I would like to bring together a small group of motivated representatives of key organizations (River Watches, Community Groups, HOA’s, etc.) to discuss the feasibility and the gain if the goal were achieved. That meeting would determine the next step.
(Note: I have caused similar “impossible projects” like this in the past and had complete success. When the goal is worthy, the task can happen. They all began with an idea and a small group of messengers)
As principal parts of the process,
- I would suggest a strong effort to get HOA’s to relax their grass requirement.
- We would need to develop and illustrate grass options that are acceptably pleasing
- Rainwater, in addition to barrels would be diverted to gardens.
- Rainwater distribution methods would be developed and the information disseminated to barrel and garden owners.
- Awards would be given to complying communities
- Media would play a strong part and relevant publicity would be as important as any other element of the process.
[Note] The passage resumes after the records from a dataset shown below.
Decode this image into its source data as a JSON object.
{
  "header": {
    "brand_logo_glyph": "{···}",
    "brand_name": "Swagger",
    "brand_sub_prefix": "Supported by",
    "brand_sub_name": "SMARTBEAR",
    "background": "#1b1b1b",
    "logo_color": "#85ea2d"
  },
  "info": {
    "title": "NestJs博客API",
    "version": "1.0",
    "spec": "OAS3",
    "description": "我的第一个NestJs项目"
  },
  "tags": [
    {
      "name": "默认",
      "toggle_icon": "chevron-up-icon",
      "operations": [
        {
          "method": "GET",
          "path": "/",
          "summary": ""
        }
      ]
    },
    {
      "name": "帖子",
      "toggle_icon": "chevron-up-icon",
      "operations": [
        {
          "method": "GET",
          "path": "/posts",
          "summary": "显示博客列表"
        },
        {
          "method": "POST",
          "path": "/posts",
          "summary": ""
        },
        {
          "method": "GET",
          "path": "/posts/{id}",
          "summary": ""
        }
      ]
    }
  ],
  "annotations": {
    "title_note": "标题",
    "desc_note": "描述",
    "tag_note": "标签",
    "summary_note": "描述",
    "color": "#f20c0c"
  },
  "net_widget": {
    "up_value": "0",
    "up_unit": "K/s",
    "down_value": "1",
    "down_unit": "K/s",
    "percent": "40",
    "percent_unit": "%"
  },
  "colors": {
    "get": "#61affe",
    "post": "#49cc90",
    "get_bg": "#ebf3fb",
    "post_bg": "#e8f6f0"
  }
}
- A new group should not be formed but rather coordinate the existing interests and groups with a commonly evolved plan, goal, and requirements.
- We would need to find who gains commercially from our success to enlist their help.
- We would need to anticipate a strong opposition from those companies who would lose sales and, where possible, illustrate replacement sales. Perhaps a measurement of our success would be the drop in the sale of fertilizers for home use.
- It would be best if this “movement” were not attributed to an individual or individuals or single organization but rather to the collective of which there could be many spokesmen.
- If your neighbors came together to vote on this, would you support the effort?
- Do you think your neighborhood or HOA would support such an effort?
- Should your town encourage such an effort?
- Do you have knowledge that this, if it were significantly accomplished, would it have a measureable effect on the Bay?
- Have you considered xeriscape for your yard? (Info on Xeriscape: http://landscaping.about.com/cs/lazylandscaping/g/xeriscape.htm )
- Do you know of an existing organization whose goals this change would help them meet?
- Do you know of such a movement as this already underway?